At least one member of the Kaufman County legal community did not agree with McLelland and Hasse. In fact, this lawyer says Williams was targeted for a bogus prosecution:
Kaufman County attorney Jenny Parks said that she believed that Williams was the victim of a political vendetta “without a doubt.” 
“The whole thing was a witch hunt and anyone in the legal community here knows that,” she said. . . . 
“The items he ‘stole’ were only for county use because . . . the IT department wouldn’t fix his computer,” Parks said. “Eric is a computer whiz and the IT guy took offense to that.”

Many questions remain about the Texas DA murders. But this much seems clear: A feud among lawyers apparently drove them--and white supremacists had nothing to do with it.

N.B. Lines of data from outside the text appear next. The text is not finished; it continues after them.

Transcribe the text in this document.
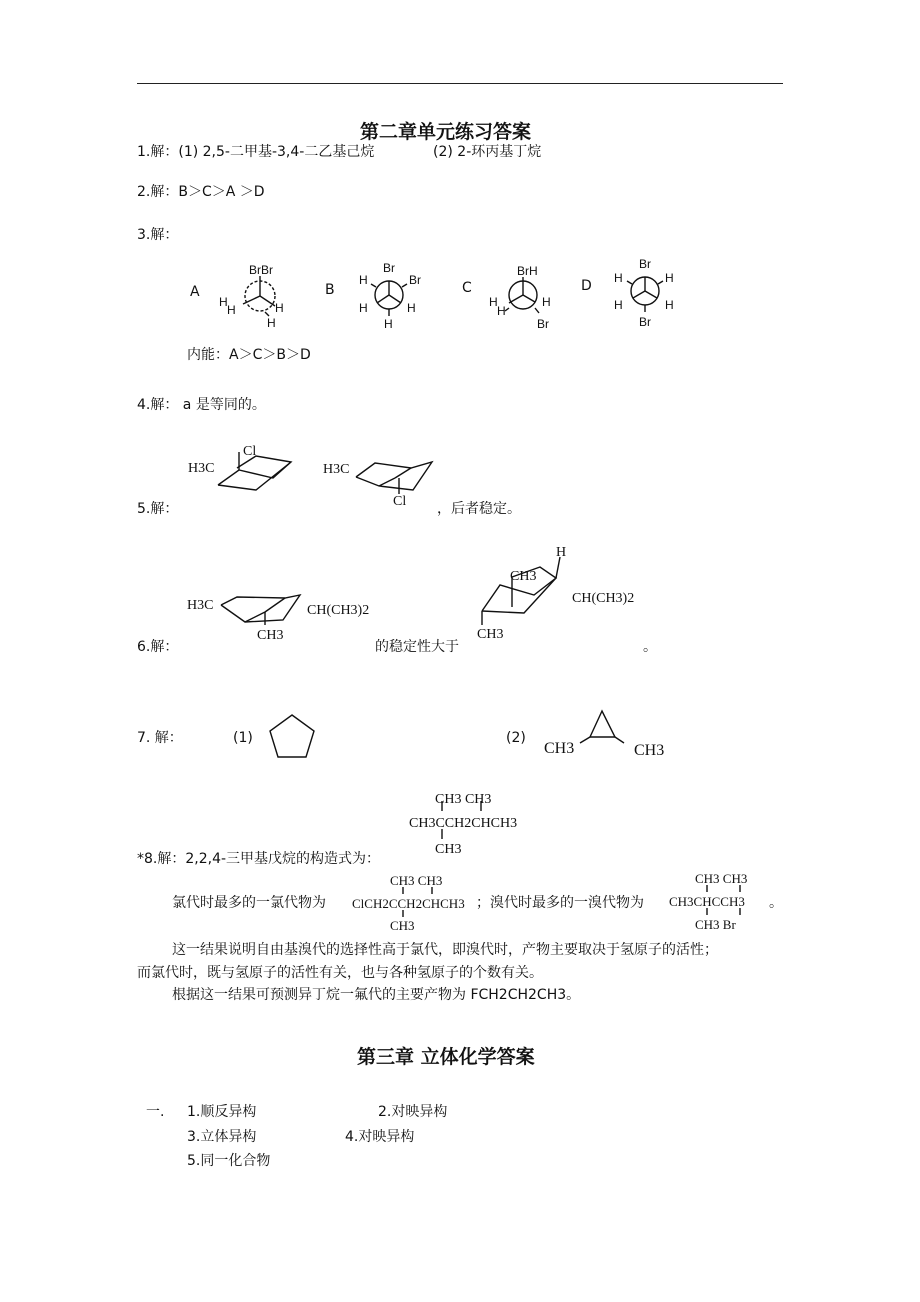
第二章单元练习答案
1.解：(1) 2,5-二甲基-3,4-二乙基己烷	(2) 2-环丙基丁烷
2.解：B＞C＞A ＞D
3.解：
A
BrBr
H
H	H
H
B
Br
H	Br
H	H
H
C
BrH
H
H
H
Br
D
Br
H	H
H	H
Br
内能：A＞C＞B＞D
4.解： a 是等同的。
H3C
Cl
H3C
Cl
5.解：	，后者稳定。
H3C	CH(CH3)2
CH3
CH3
H
CH(CH3)2
CH3
6.解：	的稳定性大于	。
7. 解：	(1)	(2)
CH3	CH3
CH3 CH3
CH3CCH2CHCH3
CH3
*8.解：2,2,4-三甲基戊烷的构造式为：
氯代时最多的一氯代物为
CH3 CH3
ClCH2CCH2CHCH3
CH3
；溴代时最多的一溴代物为
CH3 CH3
CH3CHCCH3
CH3 Br
。
这一结果说明自由基溴代的选择性高于氯代，即溴代时，产物主要取决于氢原子的活性；
而氯代时，既与氢原子的活性有关，也与各种氢原子的个数有关。
根据这一结果可预测异丁烷一氟代的主要产物为 FCH2CH2CH3。
第三章 立体化学答案
一. 1.顺反异构	2.对映异构
3.立体异构	4.对映异构
5.同一化合物
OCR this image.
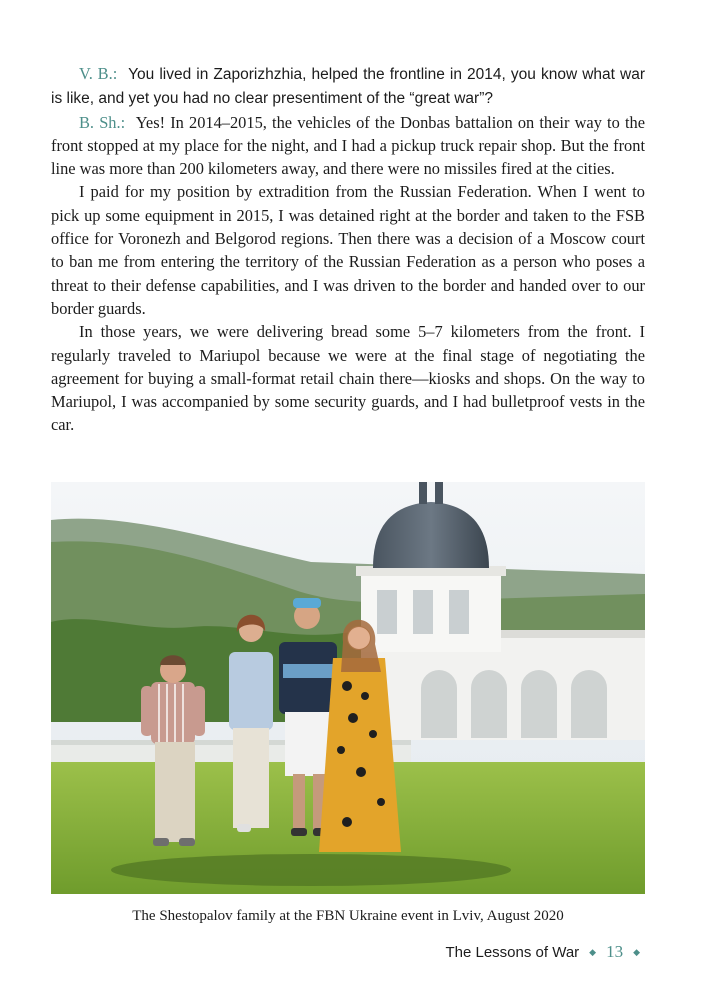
V. B.: You lived in Zaporizhzhia, helped the frontline in 2014, you know what war is like, and yet you had no clear presentiment of the “great war”?

B. Sh.: Yes! In 2014–2015, the vehicles of the Donbas battalion on their way to the front stopped at my place for the night, and I had a pickup truck repair shop. But the front line was more than 200 kilometers away, and there were no missiles fired at the cities.

I paid for my position by extradition from the Russian Federation. When I went to pick up some equipment in 2015, I was detained right at the border and taken to the FSB office for Voronezh and Belgorod regions. Then there was a decision of a Moscow court to ban me from entering the territory of the Russian Federation as a person who poses a threat to their defense capabilities, and I was driven to the border and handed over to our border guards.

In those years, we were delivering bread some 5–7 kilometers from the front. I regularly traveled to Mariupol because we were at the final stage of negotiating the agreement for buying a small-format retail chain there—kiosks and shops. On the way to Mariupol, I was accompanied by some security guards, and I had bulletproof vests in the car.

The Shestopalov family at the FBN Ukraine event in Lviv, August 2020
The Lessons of War ◆ 13 ◆
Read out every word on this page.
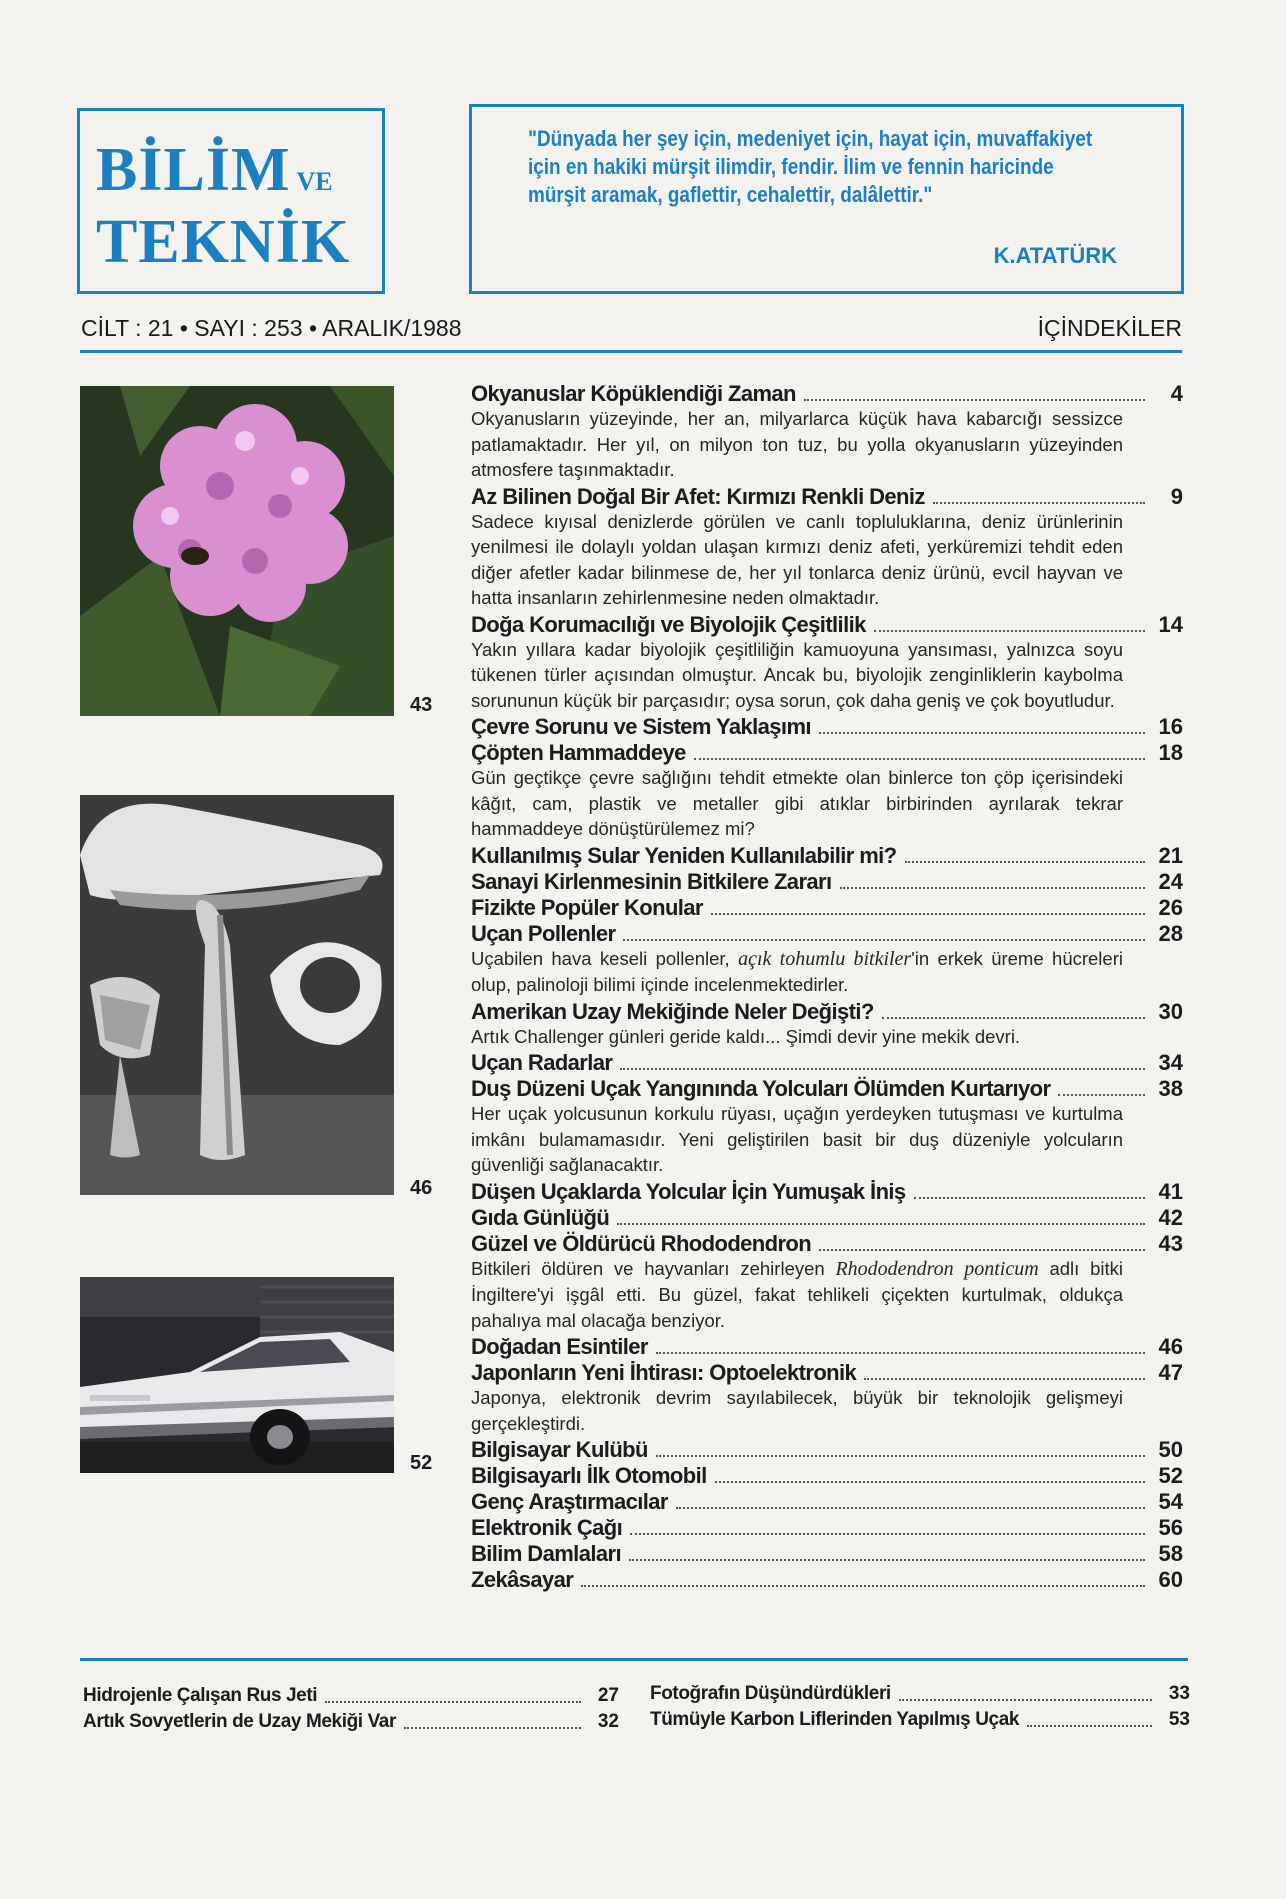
BİLİM VE
TEKNİK
"Dünyada her şey için, medeniyet için, hayat için, muvaffakiyet için en hakiki mürşit ilimdir, fendir. İlim ve fennin haricinde mürşit aramak, gaflettir, cehalettir, dalâlettir."
K.ATATÜRK
CİLT : 21 • SAYI : 253 • ARALIK/1988	İÇİNDEKİLER
43
46
52
Okyanuslar Köpüklendiği Zaman	4
Okyanusların yüzeyinde, her an, milyarlarca küçük hava kabarcığı sessizce patlamaktadır. Her yıl, on milyon ton tuz, bu yolla okyanusların yüzeyinden atmosfere taşınmaktadır.
Az Bilinen Doğal Bir Afet: Kırmızı Renkli Deniz	9
Sadece kıyısal denizlerde görülen ve canlı topluluklarına, deniz ürünlerinin yenilmesi ile dolaylı yoldan ulaşan kırmızı deniz afeti, yerküremizi tehdit eden diğer afetler kadar bilinmese de, her yıl tonlarca deniz ürünü, evcil hayvan ve hatta insanların zehirlenmesine neden olmaktadır.
Doğa Korumacılığı ve Biyolojik Çeşitlilik	14
Yakın yıllara kadar biyolojik çeşitliliğin kamuoyuna yansıması, yalnızca soyu tükenen türler açısından olmuştur. Ancak bu, biyolojik zenginliklerin kaybolma sorununun küçük bir parçasıdır; oysa sorun, çok daha geniş ve çok boyutludur.
Çevre Sorunu ve Sistem Yaklaşımı	16
Çöpten Hammaddeye	18
Gün geçtikçe çevre sağlığını tehdit etmekte olan binlerce ton çöp içerisindeki kâğıt, cam, plastik ve metaller gibi atıklar birbirinden ayrılarak tekrar hammaddeye dönüştürülemez mi?
Kullanılmış Sular Yeniden Kullanılabilir mi?	21
Sanayi Kirlenmesinin Bitkilere Zararı	24
Fizikte Popüler Konular	26
Uçan Pollenler	28
Uçabilen hava keseli pollenler, açık tohumlu bitkiler'in erkek üreme hücreleri olup, palinoloji bilimi içinde incelenmektedirler.
Amerikan Uzay Mekiğinde Neler Değişti?	30
Artık Challenger günleri geride kaldı... Şimdi devir yine mekik devri.
Uçan Radarlar	34
Duş Düzeni Uçak Yangınında Yolcuları Ölümden Kurtarıyor	38
Her uçak yolcusunun korkulu rüyası, uçağın yerdeyken tutuşması ve kurtulma imkânı bulamamasıdır. Yeni geliştirilen basit bir duş düzeniyle yolcuların güvenliği sağlanacaktır.
Düşen Uçaklarda Yolcular İçin Yumuşak İniş	41
Gıda Günlüğü	42
Güzel ve Öldürücü Rhododendron	43
Bitkileri öldüren ve hayvanları zehirleyen Rhododendron ponticum adlı bitki İngiltere'yi işgâl etti. Bu güzel, fakat tehlikeli çiçekten kurtulmak, oldukça pahalıya mal olacağa benziyor.
Doğadan Esintiler	46
Japonların Yeni İhtirası: Optoelektronik	47
Japonya, elektronik devrim sayılabilecek, büyük bir teknolojik gelişmeyi gerçekleştirdi.
Bilgisayar Kulübü	50
Bilgisayarlı İlk Otomobil	52
Genç Araştırmacılar	54
Elektronik Çağı	56
Bilim Damlaları	58
Zekâsayar	60
Hidrojenle Çalışan Rus Jeti	27
Artık Sovyetlerin de Uzay Mekiği Var	32
Fotoğrafın Düşündürdükleri	33
Tümüyle Karbon Liflerinden Yapılmış Uçak	53
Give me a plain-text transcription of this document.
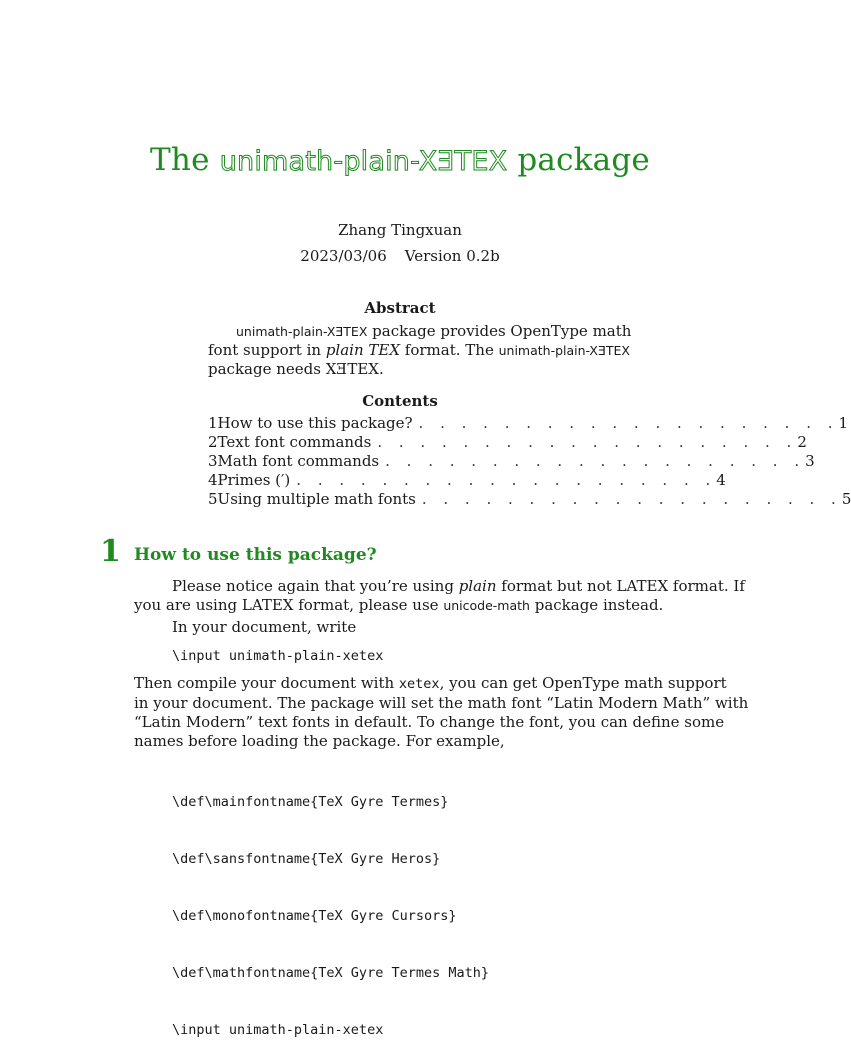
The unimath-plain-XƎTEX package
Zhang Tingxuan
2023/03/06 Version 0.2b
Abstract
unimath-plain-XƎTEX package provides OpenType math
font support in plain TEX format. The unimath-plain-XƎTEX
package needs XƎTEX.
Contents
1 How to use this package? . . . . . . . . . . . . . . . . . . . . 1
2 Text font commands . . . . . . . . . . . . . . . . . . . . 2
3 Math font commands . . . . . . . . . . . . . . . . . . . . 3
4 Primes (′) . . . . . . . . . . . . . . . . . . . . 4
5 Using multiple math fonts . . . . . . . . . . . . . . . . . . . . 5
1 How to use this package?
Please notice again that you’re using plain format but not LATEX format. If
you are using LATEX format, please use unicode-math package instead.
In your document, write
\input unimath-plain-xetex
Then compile your document with xetex, you can get OpenType math support
in your document. The package will set the math font “Latin Modern Math” with
“Latin Modern” text fonts in default. To change the font, you can define some
names before loading the package. For example,

\def\mainfontname{TeX Gyre Termes}

\def\sansfontname{TeX Gyre Heros}

\def\monofontname{TeX Gyre Cursors}

\def\mathfontname{TeX Gyre Termes Math}

\input unimath-plain-xetex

For now, this appears to be a matter of a county official taking a couple of computers out of storage and using them in his office--and taking one computer home to work on it when IT personnel refused to fix it. For that, Eric Williams was charged with theft, and saw his professional career ruined.
We have reported extensively on the abusive actions of prosecutors, especially in the federal cases of Don Siegelman in Alabama and Paul Minor in Mississippi. We now have a state case in Texas where two prosecutors apparently decided to pick on a guy they saw as a political rival--and it looks like Eric Williams proved to be the wrong guy to pick on.
Would Mike McLelland and Mike Hasse have brought such a flimsy theft case against one of their buddies? The answer, in my mind, is "of course not." They went after Eric Williams because they didn't like him and saw him as a threat to their political aspirations. In other words they "prosecuted a person, not a crime"--and that decision had deadly consequences.